Learn about CVE-2021-29560 affecting TensorFlow versions < 2.1.4, >= 2.2.0, < 2.2.3, >= 2.3.0, < 2.3.3, >= 2.4.0, < 2.4.2. Understand the impact, technical details, and mitigation steps.
TensorFlow, an end-to-end open-source platform for machine learning, is affected by a heap buffer overflow vulnerability in
tf.raw_ops.RaggedTensorToTensor
. This CVE allows an attacker to trigger a heap out-of-bounds access due to a flaw in accessing arrays.
Understanding CVE-2021-29560
This section delves into the details of the vulnerability and its impact.
What is CVE-2021-29560?
CVE-2021-29560 is a heap buffer overflow vulnerability found in TensorFlow's
RaggedTensorToTensor
module. The issue arises from accessing arrays with the same index in parallel, leading to a potential out-of-bounds access.
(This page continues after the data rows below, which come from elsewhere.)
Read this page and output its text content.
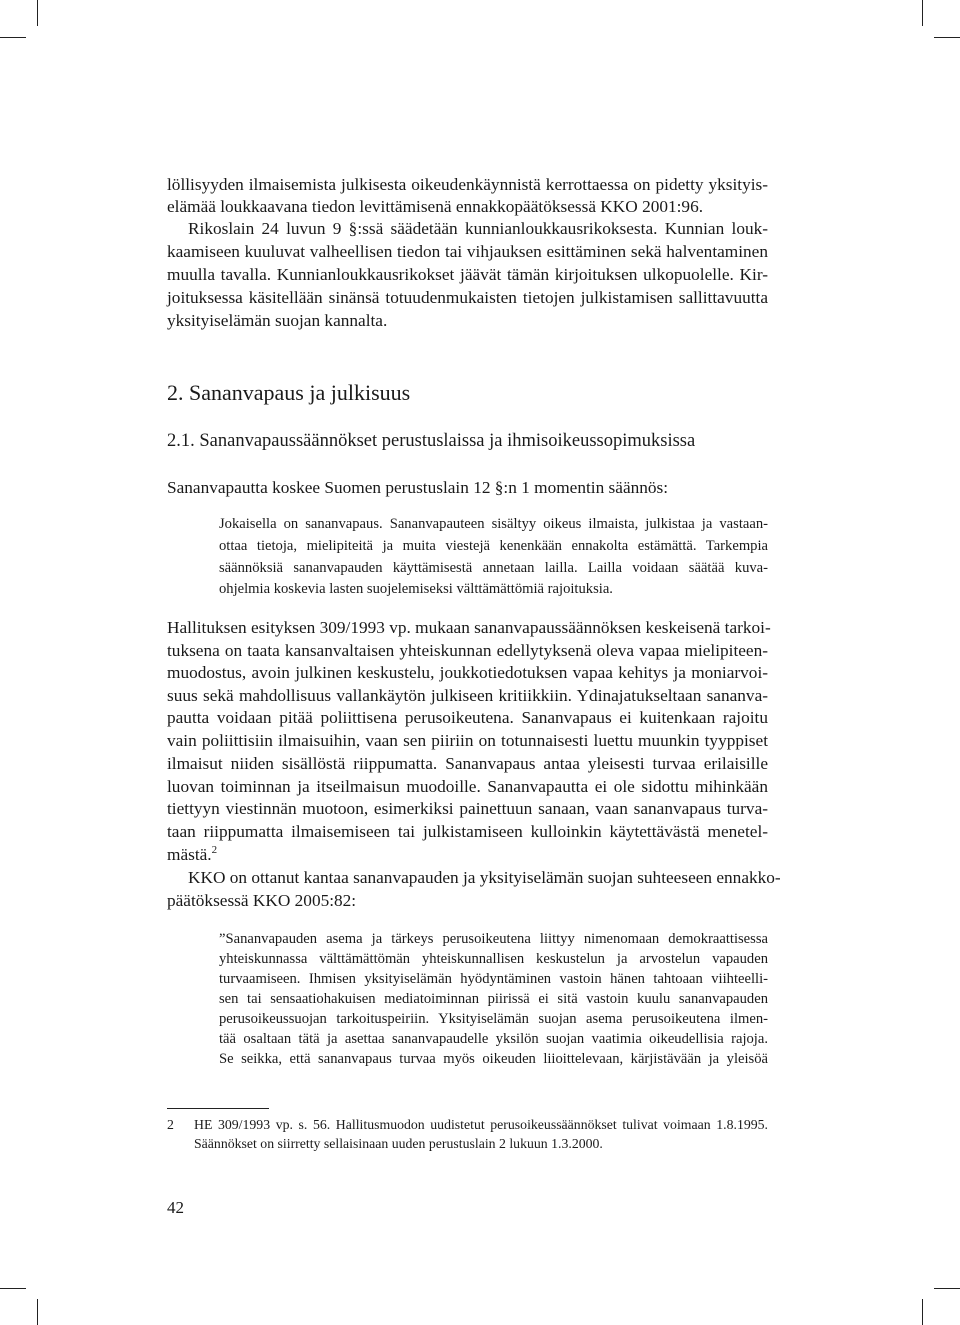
löllisyyden ilmaisemista julkisesta oikeudenkäynnistä kerrottaessa on pidetty yksityis-
elämää loukkaavana tiedon levittämisenä ennakkopäätöksessä KKO 2001:96.
Rikoslain 24 luvun 9 §:ssä säädetään kunnianloukkausrikoksesta. Kunnian louk-
kaamiseen kuuluvat valheellisen tiedon tai vihjauksen esittäminen sekä halventaminen
muulla tavalla. Kunnianloukkausrikokset jäävät tämän kirjoituksen ulkopuolelle. Kir-
joituksessa käsitellään sinänsä totuudenmukaisten tietojen julkistamisen sallittavuutta
yksityiselämän suojan kannalta.
2. Sananvapaus ja julkisuus
2.1. Sananvapaussäännökset perustuslaissa ja ihmisoikeussopimuksissa
Sananvapautta koskee Suomen perustuslain 12 §:n 1 momentin säännös:
Jokaisella on sananvapaus. Sananvapauteen sisältyy oikeus ilmaista, julkistaa ja vastaan-
ottaa tietoja, mielipiteitä ja muita viestejä kenenkään ennakolta estämättä. Tarkempia
säännöksiä sananvapauden käyttämisestä annetaan lailla. Lailla voidaan säätää kuva-
ohjelmia koskevia lasten suojelemiseksi välttämättömiä rajoituksia.
Hallituksen esityksen 309/1993 vp. mukaan sananvapaussäännöksen keskeisenä tarkoi-
tuksena on taata kansanvaltaisen yhteiskunnan edellytyksenä oleva vapaa mielipiteen-
muodostus, avoin julkinen keskustelu, joukkotiedotuksen vapaa kehitys ja moniarvoi-
suus sekä mahdollisuus vallankäytön julkiseen kritiikkiin. Ydinajatukseltaan sananva-
pautta voidaan pitää poliittisena perusoikeutena. Sananvapaus ei kuitenkaan rajoitu
vain poliittisiin ilmaisuihin, vaan sen piiriin on totunnaisesti luettu muunkin tyyppiset
ilmaisut niiden sisällöstä riippumatta. Sananvapaus antaa yleisesti turvaa erilaisille
luovan toiminnan ja itseilmaisun muodoille. Sananvapautta ei ole sidottu mihinkään
tiettyyn viestinnän muotoon, esimerkiksi painettuun sanaan, vaan sananvapaus turva-
taan riippumatta ilmaisemiseen tai julkistamiseen kulloinkin käytettävästä menetel-
mästä.$^2$
KKO on ottanut kantaa sananvapauden ja yksityiselämän suojan suhteeseen ennakko-
päätöksessä KKO 2005:82:
”Sananvapauden asema ja tärkeys perusoikeutena liittyy nimenomaan demokraattisessa
yhteiskunnassa välttämättömän yhteiskunnallisen keskustelun ja arvostelun vapauden
turvaamiseen. Ihmisen yksityiselämän hyödyntäminen vastoin hänen tahtoaan viihteelli-
sen tai sensaatiohakuisen mediatoiminnan piirissä ei sitä vastoin kuulu sananvapauden
perusoikeussuojan tarkoituspeiriin. Yksityiselämän suojan asema perusoikeutena ilmen-
tää osaltaan tätä ja asettaa sananvapaudelle yksilön suojan vaatimia oikeudellisia rajoja.
Se seikka, että sananvapaus turvaa myös oikeuden liioittelevaan, kärjistävään ja yleisöä
2 HE 309/1993 vp. s. 56. Hallitusmuodon uudistetut perusoikeussäännökset tulivat voimaan 1.8.1995.
Säännökset on siirretty sellaisinaan uuden perustuslain 2 lukuun 1.3.2000.
42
The Impact of CVE-2021-29560
The vulnerability's impact is rated as low severity, with a CVSS base score of 2.5. It has a high attack complexity and a low attack vector, making it more challenging to exploit.
Technical Details of CVE-2021-29560
This section covers the technical aspects of the vulnerability.
Vulnerability Description
The vulnerability allows an attacker to conduct a heap buffer overflow in
RaggedTensorToTensor
through mismanagement of arrays' indexes, potentially causing out-of-bounds access.
Affected Systems and Versions
TensorFlow versions prior to 2.1.4, 2.2.3, 2.3.3, and 2.4.2 are impacted by this vulnerability, requiring immediate attention.
Exploitation Mechanism
By manipulating the input arguments' shape, an attacker can exploit the vulnerability and trigger a heap out-of-bounds access when
parent_output_index
is shorter than row_split
.
Mitigation and Prevention
Here, we discuss steps to mitigate and prevent exploitation of CVE-2021-29560.
Immediate Steps to Take
Users are advised to update TensorFlow to version 2.5.0 or apply the provided fix for TensorFlow 2.1.4, 2.2.3, 2.3.3, and 2.4.2 to remediate the vulnerability.
Long-Term Security Practices
Implement secure coding practices and regularly update TensorFlow to the latest versions to mitigate the risk of similar vulnerabilities.
Patching and Updates
Stay informed about security advisories and patches released by TensorFlow to address vulnerabilities promptly.